Section 5--2(c) of the Criminal Code incorporates the common design rule, which provides that where two or more people engage in a common criminal design or agreement, any acts committed in furtherance of the plan by any one party are considered to be the acts of all the parties and all are accountable for those acts. 720 ILCS 5/5--2(c) (West 1992); People v. Shelton, 293 Ill. App. 3d 747, 754, 688 N.E.2d 831 (1997); People v. Eubanks, 283 Ill. App. 3d 12, 20-21, 669 N.E.2d 678 (1996). Moreover, a defendant may be charged with murder based on a theory of accountability where the defendant enters a common design to commit only a battery, yet a murder is committed during the course of the battery. People v. McClain, 269 Ill.
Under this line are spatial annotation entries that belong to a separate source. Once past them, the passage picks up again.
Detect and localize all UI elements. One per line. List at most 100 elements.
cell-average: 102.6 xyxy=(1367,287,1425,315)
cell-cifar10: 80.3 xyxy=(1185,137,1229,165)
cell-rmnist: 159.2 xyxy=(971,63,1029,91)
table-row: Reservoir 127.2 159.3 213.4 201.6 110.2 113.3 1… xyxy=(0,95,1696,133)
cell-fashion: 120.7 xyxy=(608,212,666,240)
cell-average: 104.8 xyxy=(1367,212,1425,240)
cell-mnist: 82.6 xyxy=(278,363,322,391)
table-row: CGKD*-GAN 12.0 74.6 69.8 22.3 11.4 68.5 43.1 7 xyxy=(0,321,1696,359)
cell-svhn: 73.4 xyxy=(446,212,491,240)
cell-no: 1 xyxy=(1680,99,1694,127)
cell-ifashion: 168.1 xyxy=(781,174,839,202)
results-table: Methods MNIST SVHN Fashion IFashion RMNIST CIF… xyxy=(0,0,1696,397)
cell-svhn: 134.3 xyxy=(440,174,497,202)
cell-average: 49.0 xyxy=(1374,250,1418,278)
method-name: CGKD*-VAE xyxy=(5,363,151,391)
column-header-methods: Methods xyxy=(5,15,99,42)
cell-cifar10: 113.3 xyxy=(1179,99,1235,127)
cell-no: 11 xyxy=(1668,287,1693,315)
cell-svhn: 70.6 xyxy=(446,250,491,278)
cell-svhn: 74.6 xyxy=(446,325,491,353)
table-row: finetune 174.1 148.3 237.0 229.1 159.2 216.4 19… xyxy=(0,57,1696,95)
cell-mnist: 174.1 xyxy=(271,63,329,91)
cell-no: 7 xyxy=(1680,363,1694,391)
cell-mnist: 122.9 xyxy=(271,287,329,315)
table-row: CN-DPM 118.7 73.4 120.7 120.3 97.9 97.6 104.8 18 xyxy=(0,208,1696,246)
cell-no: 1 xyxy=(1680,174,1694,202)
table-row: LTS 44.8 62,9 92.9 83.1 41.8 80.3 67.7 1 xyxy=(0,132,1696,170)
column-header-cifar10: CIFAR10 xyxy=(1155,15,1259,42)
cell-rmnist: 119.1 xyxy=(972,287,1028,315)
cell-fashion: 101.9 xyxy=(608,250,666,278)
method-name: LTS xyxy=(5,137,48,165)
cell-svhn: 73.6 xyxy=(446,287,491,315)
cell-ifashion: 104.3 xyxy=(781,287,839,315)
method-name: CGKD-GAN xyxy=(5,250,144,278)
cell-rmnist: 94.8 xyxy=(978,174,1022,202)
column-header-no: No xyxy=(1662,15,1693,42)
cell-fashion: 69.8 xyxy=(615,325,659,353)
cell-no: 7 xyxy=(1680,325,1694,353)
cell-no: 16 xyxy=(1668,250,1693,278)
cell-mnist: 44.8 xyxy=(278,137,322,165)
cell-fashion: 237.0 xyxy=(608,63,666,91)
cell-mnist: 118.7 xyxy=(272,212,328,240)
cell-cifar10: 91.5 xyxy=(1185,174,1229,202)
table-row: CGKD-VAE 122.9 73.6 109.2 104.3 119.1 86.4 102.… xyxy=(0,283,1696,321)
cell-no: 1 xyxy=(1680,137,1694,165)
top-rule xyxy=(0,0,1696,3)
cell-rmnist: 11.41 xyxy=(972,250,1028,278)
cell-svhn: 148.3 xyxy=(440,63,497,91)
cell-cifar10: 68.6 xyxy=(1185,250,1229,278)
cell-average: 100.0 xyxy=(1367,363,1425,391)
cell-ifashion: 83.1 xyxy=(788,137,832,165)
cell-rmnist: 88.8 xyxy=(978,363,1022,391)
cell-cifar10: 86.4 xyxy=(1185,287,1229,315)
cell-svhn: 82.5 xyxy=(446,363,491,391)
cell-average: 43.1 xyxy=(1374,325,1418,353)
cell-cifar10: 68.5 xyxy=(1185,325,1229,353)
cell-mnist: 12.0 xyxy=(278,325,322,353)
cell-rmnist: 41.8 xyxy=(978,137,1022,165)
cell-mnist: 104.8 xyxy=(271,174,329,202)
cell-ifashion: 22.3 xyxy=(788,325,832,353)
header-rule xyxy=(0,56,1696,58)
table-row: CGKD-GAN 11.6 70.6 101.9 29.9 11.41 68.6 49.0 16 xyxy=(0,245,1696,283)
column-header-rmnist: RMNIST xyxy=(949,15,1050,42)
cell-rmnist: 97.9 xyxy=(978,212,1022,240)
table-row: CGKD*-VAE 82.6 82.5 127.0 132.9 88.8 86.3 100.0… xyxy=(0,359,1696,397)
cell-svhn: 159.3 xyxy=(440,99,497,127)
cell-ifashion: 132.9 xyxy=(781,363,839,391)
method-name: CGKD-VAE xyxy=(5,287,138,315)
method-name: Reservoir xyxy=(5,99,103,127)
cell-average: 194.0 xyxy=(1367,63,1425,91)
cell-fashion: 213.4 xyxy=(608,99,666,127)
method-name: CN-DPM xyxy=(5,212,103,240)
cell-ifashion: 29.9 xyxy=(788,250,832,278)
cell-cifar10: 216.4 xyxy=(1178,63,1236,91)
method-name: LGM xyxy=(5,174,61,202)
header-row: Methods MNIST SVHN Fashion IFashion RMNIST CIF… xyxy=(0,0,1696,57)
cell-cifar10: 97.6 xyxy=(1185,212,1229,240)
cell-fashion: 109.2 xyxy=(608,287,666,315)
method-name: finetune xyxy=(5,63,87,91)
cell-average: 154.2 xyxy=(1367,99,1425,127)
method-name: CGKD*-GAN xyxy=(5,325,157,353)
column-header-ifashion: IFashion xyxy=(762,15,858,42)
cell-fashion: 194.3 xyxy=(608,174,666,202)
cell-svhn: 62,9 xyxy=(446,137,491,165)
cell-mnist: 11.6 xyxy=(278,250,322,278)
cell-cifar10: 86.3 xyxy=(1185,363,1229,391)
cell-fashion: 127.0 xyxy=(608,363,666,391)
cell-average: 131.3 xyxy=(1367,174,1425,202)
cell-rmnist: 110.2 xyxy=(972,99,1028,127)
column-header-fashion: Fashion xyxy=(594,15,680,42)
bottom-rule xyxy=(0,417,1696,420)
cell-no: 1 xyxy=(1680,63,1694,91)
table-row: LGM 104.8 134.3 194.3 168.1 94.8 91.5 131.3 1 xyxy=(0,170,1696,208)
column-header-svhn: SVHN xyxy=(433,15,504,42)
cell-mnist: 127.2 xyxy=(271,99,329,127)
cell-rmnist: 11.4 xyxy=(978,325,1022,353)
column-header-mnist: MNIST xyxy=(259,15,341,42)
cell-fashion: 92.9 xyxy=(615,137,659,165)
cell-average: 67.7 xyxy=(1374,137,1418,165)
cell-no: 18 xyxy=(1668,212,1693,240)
App. 3d 500, 505, 645 N.E.2d 585 (1995).

Here, defendant was accountable for the actions of Lemont. The evidence presented indicates that defendant gave Lemont the nine millimeter gun that was used in the shooting. The group met at the Lake home where Tineshea told the group, which included defendant, that they should "kick [Orlando's] ass." At that point, Lemont displayed a gun and told Tineshea not to worry about it. Thus, defendant was a party to a common criminal design. See Eubanks, 283 Ill. App. 3d at 21. Defendant then left with the group and went directly to Lashundia's house with the intent to hurt Orlando Potts. After the shooting, defendant drove part of the group back to Lemont Lake's house. The fact that Lemont shot Alvin Gilmore during the execution of the group's common plan to hurt Orlando Potts is sufficient to hold defendant accountable for the shooting. In light of these circumstances, defendant was accountable for the murder of Alvin Gilmore.

For the reasons cited herein, the judgments of the circuit court of Cook County are affirmed. As part of our judgment, we grant the State's request and assess defendant $150 as costs for this appeal.

Affirmed.

McNULTY, P.J., and TULLY, J., concur.